Lesson 2’s memorizer scored 70% test accuracy — respectable-sounding, until you noticed always-guessing-the-majority-class scored the same 70%. That’s the pattern this lesson makes general: before crediting any model with “learning” something, you have to know what a model that learned nothing would score. That’s a baseline.
Baselines aren’t one thing — pick the one that matches the task:
- Majority class (lesson 2’s baseline): for classification, always guess the most common label. Beats it by exposing base-rate accuracy for what it is.
- Predict the mean: for regression, always guess the training average, ignoring every feature. If a model with features can’t beat “just guess the average,” the features are buying nothing.

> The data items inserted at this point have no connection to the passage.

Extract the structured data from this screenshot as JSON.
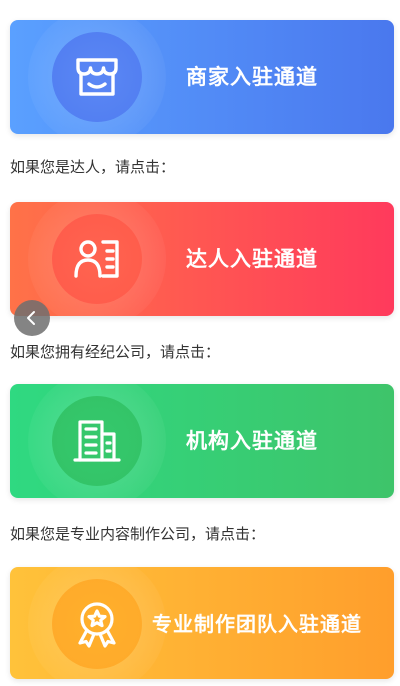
{
  "colors": {
    "merchant": [
      "#5aa0ff",
      "#4a78ee"
    ],
    "influencer": [
      "#ff7248",
      "#ff3a5c"
    ],
    "agency": [
      "#2fd981",
      "#3ec46a"
    ],
    "studio": [
      "#ffc23a",
      "#ff9e2c"
    ]
  },
  "entries": {
    "merchant": {
      "label": "商家入驻通道",
      "icon": "storefront-icon"
    },
    "influencer": {
      "prompt": "如果您是达人，请点击：",
      "label": "达人入驻通道",
      "icon": "person-profile-icon"
    },
    "agency": {
      "prompt": "如果您拥有经纪公司，请点击：",
      "label": "机构入驻通道",
      "icon": "office-building-icon"
    },
    "studio": {
      "prompt": "如果您是专业内容制作公司，请点击：",
      "label": "专业制作团队入驻通道",
      "icon": "award-medal-icon"
    }
  },
  "nav": {
    "back_icon": "chevron-left-icon"
  }
}
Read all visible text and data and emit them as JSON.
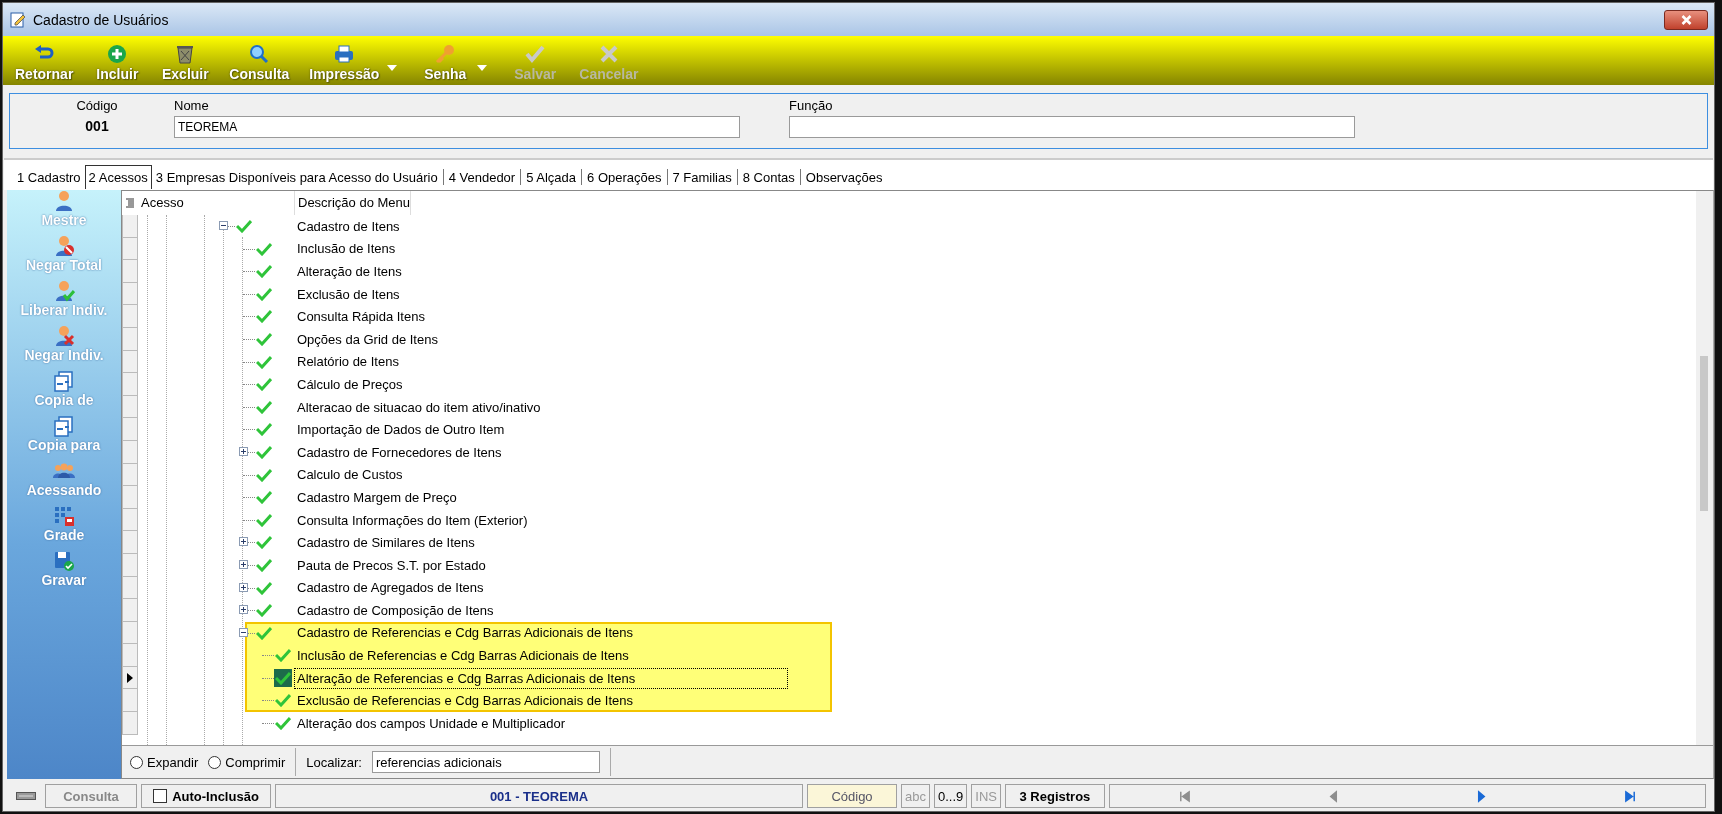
{
  "window": {
    "title": "Cadastro de Usuários"
  },
  "toolbar": [
    {
      "label": "Retornar",
      "kind": "return",
      "disabled": false,
      "dropdown": false
    },
    {
      "label": "Incluir",
      "kind": "add",
      "disabled": false,
      "dropdown": false
    },
    {
      "label": "Excluir",
      "kind": "delete",
      "disabled": false,
      "dropdown": false
    },
    {
      "label": "Consulta",
      "kind": "search",
      "disabled": false,
      "dropdown": false
    },
    {
      "label": "Impressão",
      "kind": "print",
      "disabled": false,
      "dropdown": true
    },
    {
      "label": "Senha",
      "kind": "key",
      "disabled": false,
      "dropdown": true
    },
    {
      "label": "Salvar",
      "kind": "save",
      "disabled": true,
      "dropdown": false
    },
    {
      "label": "Cancelar",
      "kind": "cancel",
      "disabled": true,
      "dropdown": false
    }
  ],
  "record": {
    "codigo": {
      "label": "Código",
      "value": "001"
    },
    "nome": {
      "label": "Nome",
      "value": "TEOREMA"
    },
    "funcao": {
      "label": "Função"
    }
  },
  "tabs": [
    {
      "label": "1 Cadastro",
      "selected": false
    },
    {
      "label": "2 Acessos",
      "selected": true
    },
    {
      "label": "3 Empresas Disponíveis para Acesso do Usuário",
      "selected": false
    },
    {
      "label": "4 Vendedor",
      "selected": false
    },
    {
      "label": "5 Alçada",
      "selected": false
    },
    {
      "label": "6 Operações",
      "selected": false
    },
    {
      "label": "7 Familias",
      "selected": false
    },
    {
      "label": "8 Contas",
      "selected": false
    },
    {
      "label": "Observações",
      "selected": false
    }
  ],
  "sidebar": [
    {
      "label": "Mestre",
      "kind": "user"
    },
    {
      "label": "Negar Total",
      "kind": "user-deny"
    },
    {
      "label": "Liberar Indiv.",
      "kind": "user-allow"
    },
    {
      "label": "Negar Indiv.",
      "kind": "user-remove"
    },
    {
      "label": "Copia de",
      "kind": "copy"
    },
    {
      "label": "Copia para",
      "kind": "copy"
    },
    {
      "label": "Acessando",
      "kind": "group"
    },
    {
      "label": "Grade",
      "kind": "grid"
    },
    {
      "label": "Gravar",
      "kind": "save"
    }
  ],
  "grid": {
    "columns": [
      "Acesso",
      "Descrição do Menu"
    ],
    "tree": [
      {
        "label": "Cadastro de Itens",
        "checked": true,
        "expanded": true,
        "highlighted": false,
        "selected": false,
        "children": [
          {
            "label": "Inclusão de Itens",
            "checked": true,
            "highlighted": false,
            "selected": false
          },
          {
            "label": "Alteração de Itens",
            "checked": true,
            "highlighted": false,
            "selected": false
          },
          {
            "label": "Exclusão de Itens",
            "checked": true,
            "highlighted": false,
            "selected": false
          },
          {
            "label": "Consulta Rápida Itens",
            "checked": true,
            "highlighted": false,
            "selected": false
          },
          {
            "label": "Opções da Grid de Itens",
            "checked": true,
            "highlighted": false,
            "selected": false
          },
          {
            "label": "Relatório de Itens",
            "checked": true,
            "highlighted": false,
            "selected": false
          },
          {
            "label": "Cálculo de Preços",
            "checked": true,
            "highlighted": false,
            "selected": false
          },
          {
            "label": "Alteracao de situacao do item ativo/inativo",
            "checked": true,
            "highlighted": false,
            "selected": false
          },
          {
            "label": "Importação de Dados de Outro Item",
            "checked": true,
            "highlighted": false,
            "selected": false
          },
          {
            "label": "Cadastro de Fornecedores de Itens",
            "checked": true,
            "expanded": false,
            "highlighted": false,
            "selected": false
          },
          {
            "label": "Calculo de Custos",
            "checked": true,
            "highlighted": false,
            "selected": false
          },
          {
            "label": "Cadastro Margem de Preço",
            "checked": true,
            "highlighted": false,
            "selected": false
          },
          {
            "label": "Consulta Informações do Item (Exterior)",
            "checked": true,
            "highlighted": false,
            "selected": false
          },
          {
            "label": "Cadastro de Similares de Itens",
            "checked": true,
            "expanded": false,
            "highlighted": false,
            "selected": false
          },
          {
            "label": "Pauta de Precos S.T. por Estado",
            "checked": true,
            "expanded": false,
            "highlighted": false,
            "selected": false
          },
          {
            "label": "Cadastro de Agregados de Itens",
            "checked": true,
            "expanded": false,
            "highlighted": false,
            "selected": false
          },
          {
            "label": "Cadastro de Composição de Itens",
            "checked": true,
            "expanded": false,
            "highlighted": false,
            "selected": false
          },
          {
            "label": "Cadastro de Referencias e Cdg Barras Adicionais de Itens",
            "checked": true,
            "expanded": true,
            "highlighted": true,
            "selected": false,
            "children": [
              {
                "label": "Inclusão de Referencias e Cdg Barras Adicionais de Itens",
                "checked": true,
                "highlighted": true,
                "selected": false
              },
              {
                "label": "Alteração de Referencias e Cdg Barras Adicionais de Itens",
                "checked": true,
                "highlighted": true,
                "selected": true
              },
              {
                "label": "Exclusão de Referencias e Cdg Barras Adicionais de Itens",
                "checked": true,
                "highlighted": true,
                "selected": false
              },
              {
                "label": "Alteração dos campos Unidade e Multiplicador",
                "checked": true,
                "highlighted": false,
                "selected": false
              }
            ]
          }
        ]
      }
    ]
  },
  "footer": {
    "options": [
      {
        "label": "Expandir",
        "selected": false
      },
      {
        "label": "Comprimir",
        "selected": false
      }
    ],
    "search": {
      "label": "Localizar:",
      "value": "referencias adicionais"
    }
  },
  "status_bar": {
    "mode": "Consulta",
    "auto_inclusao": {
      "label": "Auto-Inclusão",
      "checked": false
    },
    "record": "001 - TEOREMA",
    "order": "Código",
    "indicators": [
      {
        "label": "abc",
        "on": false
      },
      {
        "label": "0...9",
        "on": true
      },
      {
        "label": "INS",
        "on": false
      }
    ],
    "count": "3 Registros",
    "nav": [
      {
        "kind": "first",
        "disabled": true
      },
      {
        "kind": "prev",
        "disabled": true
      },
      {
        "kind": "next",
        "disabled": false
      },
      {
        "kind": "last",
        "disabled": false
      }
    ]
  }
}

- “Predict yesterday” (a persistence baseline): for a time series, guess that tomorrow equals today. Absurdly simple, and shockingly hard to beat for slow-moving series like temperature or many financial series — a huge fraction of published forecasting “improvements” quietly lose to this when checked honestly.
Take the predict-the-mean baseline for a regression problem with five training targets: 2, 4, 4, 4, 6.
The baseline always predicts the mean of these values, for every input, ignoring all features. Mean-squared error (MSE) is the average of (actual − predicted)² across the examples.
Compute the baseline’s MSE on these five training values.